RETENTION OF URINE: bruising of the urethra and vagina during labour may give the patient pain on micturition and she may intentionally stop herself from passing urine.

Management; encourage the patient to urinate and catheter should be the last measure.

BACKACHE: it may be due to sacro-iliac straining which is probably due to stretching of the sacro-iliac ligament,  may be due to retroverted uterus, prolapse of the uterus, low  grade pelvic infection etc.

Management: analgesics are given to relieve pain, refer the patient to a doctor for necessary examination and treatment

CRAMPS: Is a painful contraction especially of the calf muscles after the completion of labour.

Management: the foot should be flexed several times and the calf massaged for a temporal relief.

SORE PERINEUM: if it is due to episiotomy, she may need analgesics.

PUERPERAL PYREXIA: is any fibril condition which occurs in women after childbirth or abortion where a temperature of 40oc is recorded for a period of 24 hours or has recurred during that period.
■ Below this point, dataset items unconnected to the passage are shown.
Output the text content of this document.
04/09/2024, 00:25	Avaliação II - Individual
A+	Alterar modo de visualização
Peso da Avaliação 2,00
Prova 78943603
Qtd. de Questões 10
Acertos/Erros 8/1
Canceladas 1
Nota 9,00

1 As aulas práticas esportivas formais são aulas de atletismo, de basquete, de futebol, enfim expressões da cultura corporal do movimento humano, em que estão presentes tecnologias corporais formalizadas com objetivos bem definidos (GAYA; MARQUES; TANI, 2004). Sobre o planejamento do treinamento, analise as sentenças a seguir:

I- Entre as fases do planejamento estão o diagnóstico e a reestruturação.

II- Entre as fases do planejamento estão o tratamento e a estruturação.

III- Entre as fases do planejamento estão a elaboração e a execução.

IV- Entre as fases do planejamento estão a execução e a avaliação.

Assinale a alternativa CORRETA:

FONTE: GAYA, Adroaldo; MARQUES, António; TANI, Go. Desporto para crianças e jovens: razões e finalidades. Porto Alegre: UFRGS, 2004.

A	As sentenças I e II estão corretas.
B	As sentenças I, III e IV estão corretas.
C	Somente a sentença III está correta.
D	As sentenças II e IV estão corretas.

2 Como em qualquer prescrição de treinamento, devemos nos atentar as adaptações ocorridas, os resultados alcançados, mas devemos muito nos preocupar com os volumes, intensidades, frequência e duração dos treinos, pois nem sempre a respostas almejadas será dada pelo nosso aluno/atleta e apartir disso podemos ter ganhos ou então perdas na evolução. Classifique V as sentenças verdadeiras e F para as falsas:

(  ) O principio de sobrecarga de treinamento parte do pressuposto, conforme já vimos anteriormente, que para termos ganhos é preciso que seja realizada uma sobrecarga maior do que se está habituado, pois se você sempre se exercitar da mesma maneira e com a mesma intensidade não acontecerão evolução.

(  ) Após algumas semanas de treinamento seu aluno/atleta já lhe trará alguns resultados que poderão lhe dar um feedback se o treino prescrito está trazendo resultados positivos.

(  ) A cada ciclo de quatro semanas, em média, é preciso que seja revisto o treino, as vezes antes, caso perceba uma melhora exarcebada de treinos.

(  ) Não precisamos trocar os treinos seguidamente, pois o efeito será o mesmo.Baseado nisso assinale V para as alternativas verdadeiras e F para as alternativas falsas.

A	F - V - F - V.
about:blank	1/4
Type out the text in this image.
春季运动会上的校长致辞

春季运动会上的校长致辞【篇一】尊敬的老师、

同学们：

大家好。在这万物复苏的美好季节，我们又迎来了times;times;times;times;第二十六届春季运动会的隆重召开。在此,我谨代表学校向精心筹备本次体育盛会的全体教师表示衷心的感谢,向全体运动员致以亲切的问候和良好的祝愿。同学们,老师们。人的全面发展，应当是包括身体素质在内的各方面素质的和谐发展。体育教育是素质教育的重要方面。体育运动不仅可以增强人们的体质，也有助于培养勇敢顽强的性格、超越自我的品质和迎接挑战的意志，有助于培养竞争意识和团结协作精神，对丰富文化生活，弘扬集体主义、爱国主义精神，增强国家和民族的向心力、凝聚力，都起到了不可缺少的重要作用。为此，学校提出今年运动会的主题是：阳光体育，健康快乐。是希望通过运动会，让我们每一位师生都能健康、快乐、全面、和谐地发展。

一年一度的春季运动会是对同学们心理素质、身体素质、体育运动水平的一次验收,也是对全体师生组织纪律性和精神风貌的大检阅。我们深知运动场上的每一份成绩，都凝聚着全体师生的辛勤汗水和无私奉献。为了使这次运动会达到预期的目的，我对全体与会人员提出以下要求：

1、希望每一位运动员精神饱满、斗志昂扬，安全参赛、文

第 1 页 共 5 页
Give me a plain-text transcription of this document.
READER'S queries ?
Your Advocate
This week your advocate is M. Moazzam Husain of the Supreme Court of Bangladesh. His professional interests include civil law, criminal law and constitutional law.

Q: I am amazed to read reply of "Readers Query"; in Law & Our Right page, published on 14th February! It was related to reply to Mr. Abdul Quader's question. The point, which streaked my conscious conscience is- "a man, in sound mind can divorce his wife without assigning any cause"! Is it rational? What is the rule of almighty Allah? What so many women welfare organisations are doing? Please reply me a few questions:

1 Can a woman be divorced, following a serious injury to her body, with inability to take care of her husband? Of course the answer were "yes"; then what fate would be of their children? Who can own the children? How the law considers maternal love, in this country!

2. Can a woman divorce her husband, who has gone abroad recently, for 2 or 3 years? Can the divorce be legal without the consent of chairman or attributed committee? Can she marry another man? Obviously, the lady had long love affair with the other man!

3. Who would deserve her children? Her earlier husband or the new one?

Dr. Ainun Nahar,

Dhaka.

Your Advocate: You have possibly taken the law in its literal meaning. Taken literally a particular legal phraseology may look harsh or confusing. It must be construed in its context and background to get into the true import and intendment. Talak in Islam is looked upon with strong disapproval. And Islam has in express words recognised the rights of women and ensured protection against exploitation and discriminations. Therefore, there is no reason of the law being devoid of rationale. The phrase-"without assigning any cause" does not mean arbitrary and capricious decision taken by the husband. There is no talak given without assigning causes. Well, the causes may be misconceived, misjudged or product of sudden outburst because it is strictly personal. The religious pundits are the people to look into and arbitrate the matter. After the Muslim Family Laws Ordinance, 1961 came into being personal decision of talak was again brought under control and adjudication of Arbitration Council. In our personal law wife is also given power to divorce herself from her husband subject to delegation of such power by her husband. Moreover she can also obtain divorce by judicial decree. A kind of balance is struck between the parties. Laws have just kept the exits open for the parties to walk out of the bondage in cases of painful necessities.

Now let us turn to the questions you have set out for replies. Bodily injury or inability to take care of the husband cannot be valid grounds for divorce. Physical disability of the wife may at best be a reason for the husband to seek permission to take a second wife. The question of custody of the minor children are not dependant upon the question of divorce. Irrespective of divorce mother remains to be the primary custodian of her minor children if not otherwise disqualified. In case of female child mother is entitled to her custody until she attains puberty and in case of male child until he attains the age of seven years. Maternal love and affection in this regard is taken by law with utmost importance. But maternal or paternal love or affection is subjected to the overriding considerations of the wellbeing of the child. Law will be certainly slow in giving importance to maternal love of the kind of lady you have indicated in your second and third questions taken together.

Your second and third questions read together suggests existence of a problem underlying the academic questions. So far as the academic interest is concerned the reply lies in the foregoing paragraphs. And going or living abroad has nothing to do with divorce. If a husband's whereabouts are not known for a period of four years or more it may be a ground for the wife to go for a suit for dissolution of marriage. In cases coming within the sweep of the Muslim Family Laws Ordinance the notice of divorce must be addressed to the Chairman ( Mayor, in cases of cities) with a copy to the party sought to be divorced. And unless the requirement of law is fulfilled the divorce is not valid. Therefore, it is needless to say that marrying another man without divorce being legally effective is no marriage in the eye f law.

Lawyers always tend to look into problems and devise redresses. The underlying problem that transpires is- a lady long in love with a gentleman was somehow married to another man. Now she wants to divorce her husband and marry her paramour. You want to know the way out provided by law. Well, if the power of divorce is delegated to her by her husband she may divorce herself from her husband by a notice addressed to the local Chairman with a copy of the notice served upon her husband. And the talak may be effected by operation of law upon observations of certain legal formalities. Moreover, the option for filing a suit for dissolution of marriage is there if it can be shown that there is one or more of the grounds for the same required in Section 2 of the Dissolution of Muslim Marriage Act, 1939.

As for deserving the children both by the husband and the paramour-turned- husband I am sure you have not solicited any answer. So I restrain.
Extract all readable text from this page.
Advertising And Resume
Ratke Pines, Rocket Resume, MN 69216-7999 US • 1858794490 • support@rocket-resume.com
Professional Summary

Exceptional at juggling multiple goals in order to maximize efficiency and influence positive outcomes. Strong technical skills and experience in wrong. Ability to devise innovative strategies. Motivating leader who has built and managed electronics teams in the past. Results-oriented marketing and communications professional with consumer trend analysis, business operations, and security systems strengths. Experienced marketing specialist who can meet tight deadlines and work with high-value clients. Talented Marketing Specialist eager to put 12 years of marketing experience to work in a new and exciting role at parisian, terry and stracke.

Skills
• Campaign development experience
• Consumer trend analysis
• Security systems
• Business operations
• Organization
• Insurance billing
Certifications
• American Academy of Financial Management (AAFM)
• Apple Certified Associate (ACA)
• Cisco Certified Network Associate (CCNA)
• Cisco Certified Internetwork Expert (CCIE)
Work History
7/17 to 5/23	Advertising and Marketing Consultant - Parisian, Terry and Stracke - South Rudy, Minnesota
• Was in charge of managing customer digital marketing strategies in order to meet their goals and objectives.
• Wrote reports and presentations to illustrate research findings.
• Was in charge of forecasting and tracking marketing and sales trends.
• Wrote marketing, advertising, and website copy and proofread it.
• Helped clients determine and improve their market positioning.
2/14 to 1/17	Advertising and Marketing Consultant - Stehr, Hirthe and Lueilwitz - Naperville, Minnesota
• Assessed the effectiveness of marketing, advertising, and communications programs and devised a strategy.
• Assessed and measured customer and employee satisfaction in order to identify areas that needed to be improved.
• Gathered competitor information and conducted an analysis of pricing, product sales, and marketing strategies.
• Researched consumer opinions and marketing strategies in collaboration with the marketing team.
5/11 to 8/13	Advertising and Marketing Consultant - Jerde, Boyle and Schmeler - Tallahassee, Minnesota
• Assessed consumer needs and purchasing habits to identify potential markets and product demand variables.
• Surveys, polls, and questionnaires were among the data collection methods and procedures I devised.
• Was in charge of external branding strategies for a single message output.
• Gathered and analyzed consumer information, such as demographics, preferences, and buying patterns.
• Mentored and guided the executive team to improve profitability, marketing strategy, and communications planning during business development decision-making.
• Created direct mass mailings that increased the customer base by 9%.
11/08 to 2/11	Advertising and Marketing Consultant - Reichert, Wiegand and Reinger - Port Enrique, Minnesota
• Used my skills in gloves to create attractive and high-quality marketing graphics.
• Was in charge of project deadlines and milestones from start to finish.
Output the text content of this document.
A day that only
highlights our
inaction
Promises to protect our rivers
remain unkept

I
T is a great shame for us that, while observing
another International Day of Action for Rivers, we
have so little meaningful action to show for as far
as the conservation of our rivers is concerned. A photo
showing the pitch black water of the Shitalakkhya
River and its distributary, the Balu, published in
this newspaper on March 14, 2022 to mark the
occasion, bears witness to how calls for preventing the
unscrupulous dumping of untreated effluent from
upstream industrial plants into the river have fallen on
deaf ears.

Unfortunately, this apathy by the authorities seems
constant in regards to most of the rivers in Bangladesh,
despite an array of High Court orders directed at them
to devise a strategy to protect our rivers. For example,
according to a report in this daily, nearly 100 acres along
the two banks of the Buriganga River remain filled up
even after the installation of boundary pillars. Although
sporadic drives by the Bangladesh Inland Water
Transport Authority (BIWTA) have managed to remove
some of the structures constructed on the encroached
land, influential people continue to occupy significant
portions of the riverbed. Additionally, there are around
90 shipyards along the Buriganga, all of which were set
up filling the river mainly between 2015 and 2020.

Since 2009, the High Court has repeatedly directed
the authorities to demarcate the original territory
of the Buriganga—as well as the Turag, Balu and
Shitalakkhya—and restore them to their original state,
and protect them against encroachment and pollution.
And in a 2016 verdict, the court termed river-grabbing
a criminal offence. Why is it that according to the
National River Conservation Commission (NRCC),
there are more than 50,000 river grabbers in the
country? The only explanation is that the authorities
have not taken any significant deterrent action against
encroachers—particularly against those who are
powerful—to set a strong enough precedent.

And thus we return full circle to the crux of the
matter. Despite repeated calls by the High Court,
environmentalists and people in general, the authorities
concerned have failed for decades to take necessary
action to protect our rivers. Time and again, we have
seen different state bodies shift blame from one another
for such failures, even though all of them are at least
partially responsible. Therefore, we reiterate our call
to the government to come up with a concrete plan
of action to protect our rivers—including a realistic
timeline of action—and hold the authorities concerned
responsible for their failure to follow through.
It may be due to infection of the respiratory system, urinary tract, breast etc.

Management: antibiotics and antipyretic.

ENLARGED BREAST: pain in the breast, slight temperature and the breast appear oedematous and not to be touched.

Management: very gentle expression of the milk, the breast should be massaged gently using a little olive oil or water; the mother should be given a firm breast support such as supporting brassier etc.


  1. Monitory of vital signs (T, P, R, B/P) 
  2. Urine analysis 
  3. Haemoglobin estimation 
  4. Breast inspection to make sure that lactation is normal and the baby is breast feeding properly 
  5. The Pelvis is examined for any infection, sores, discharges from the vagina etc. 
  6. The tone of the abdominal muscles is examined to see whether the muscles are going to normal length and tone.


  1. Weight of the baby should be checked 
  2. The mouth should be examined for thrush 
  3. The skin and mucosa should be examined for jaundice as well as anaemia and rashes 
  4. Problems of feeding should be checked and advised 
  5. The stool and urine should be also be examined.
  6.  Look out for the baby’s general appearance and any problem should be solved.